Leah
Written on May 22, 2012
Julie Cohen’s first non-Little Black Dress novel, Getting Away With It, was one of my absolute favourite reads of 2010. It was brilliant. It was captivating, warm, funny, and it really marked Julie as an author to keep an eye on. So it goes without saying that I was hoping her next novel would follow suit. Especially as the plot sounded so, so fascinating. Historical re-enactments aren’t something that usually appeals to me but I read Past Perfect by Laila Sales and thoroughly enjoyed the whole re-enactment business and was definitely looking forward to seeing how Julie Cohen put it across.

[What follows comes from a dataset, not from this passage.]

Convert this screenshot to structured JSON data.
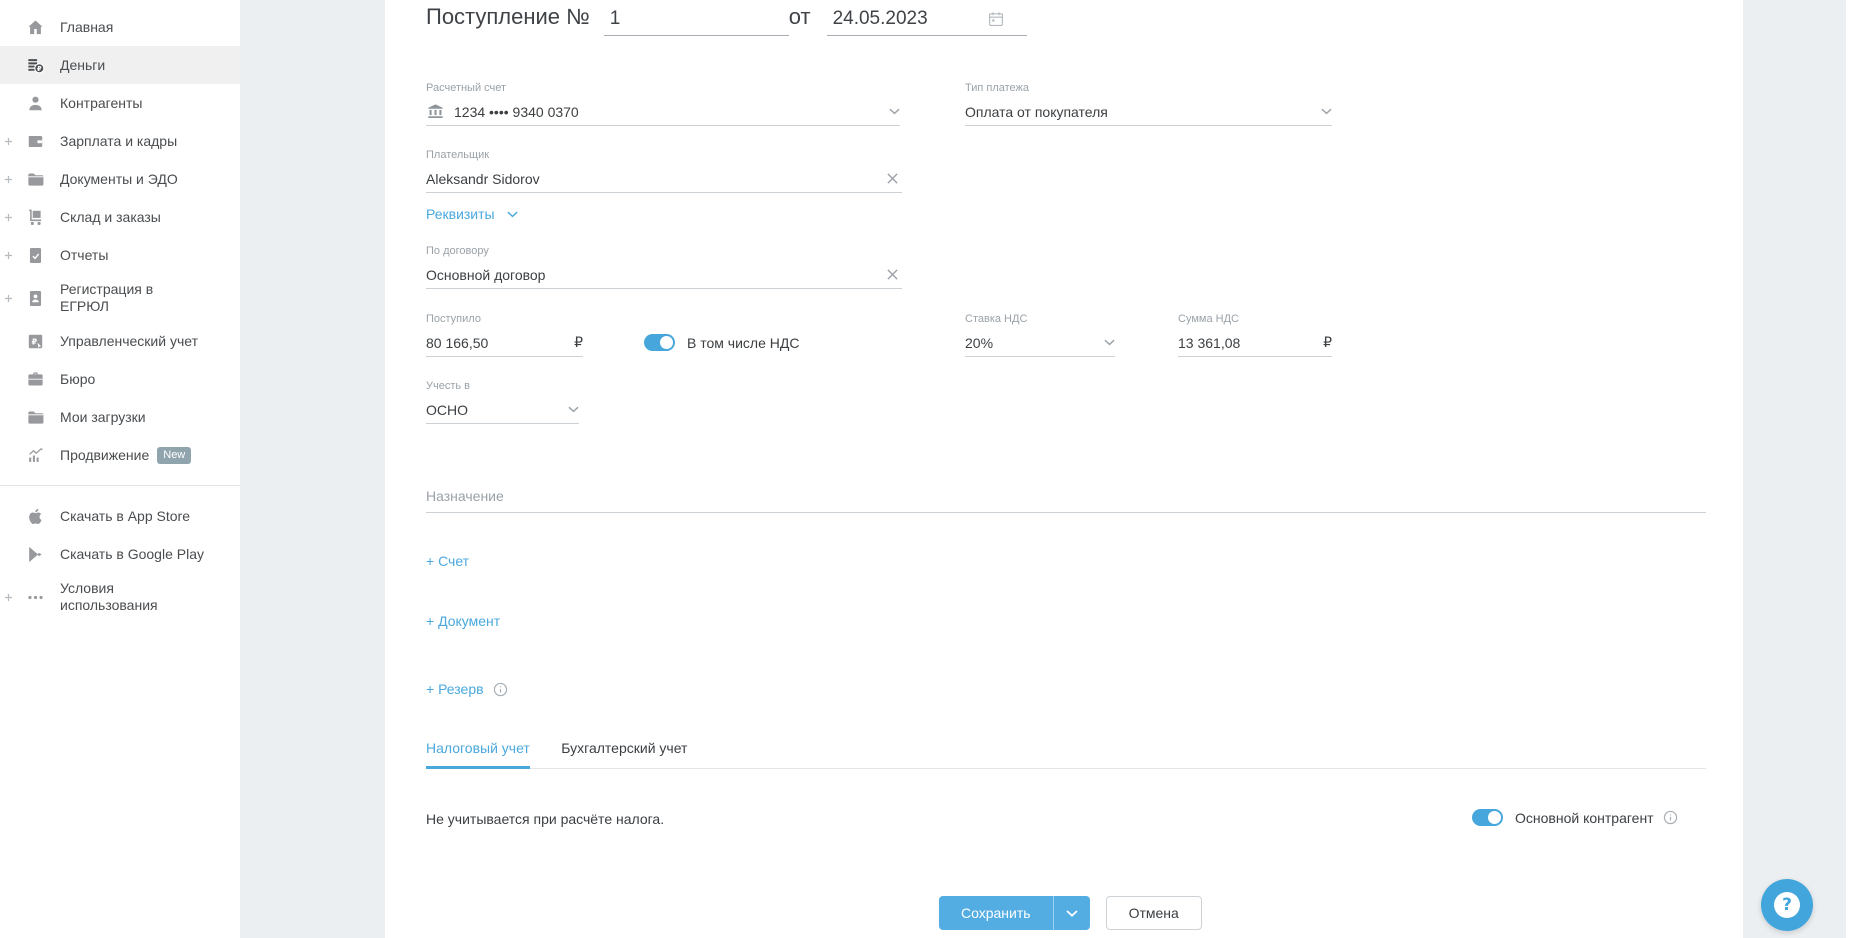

The trouble is that while The Summer of Living Dangerously is very easy to read, and I managed to complete it one afternoon on a rare day off, it just wasn’t as good or as captivating (in my opinion) as Getting Away With It. First off, I found it hard to keep up with the re-enactment as everyone was being someone else and as such we had to keep up with their real names and their re-enacting names. When your concentration level is below-par as mine most certainly is recently it is hard to keep up with who Alice is talking to and about. Also, the plot just wasn’t as interesting as I would have liked. The title talks of a ‘dangerous’ summer, and of living dangerously and it just seemed rather mundane, actually. Alice has some secrets she’s running away from, sure, but I just wasn’t surprised when all was revealed. It just seemed to be lacking a bit of a spark, if I’m honest. There was a love triangle that was never really a love triangle. I love love triangles, but neither Leo nor James really captured me in any way.
I suppose the novel just made me feel underwhelmed. It feels wrong to say this, as I’m sure Cohen put a ton of work into it, but it felt as if it was just going through the motions. The thing is Cohen set herself apart with Getting Away With It. It was edgy, it was pace-y, it had a heroine who could kick bum if necessary, and so I expected more of the same here. Instead, we get the somewhat meek and mild Alice. And it was sort of disappointing. I expected more, I suppose. It’s an alright enough novel (which probably sounds as if I’m damning it with faint praise or whatever that saying is), but I just expected more. The Summer of Living Dangerously just wasn’t what I was expecting and while it was still an alright read, I wanted a novel that I could really get my teeth into and a story that was just as good as the one in Getting Away With It.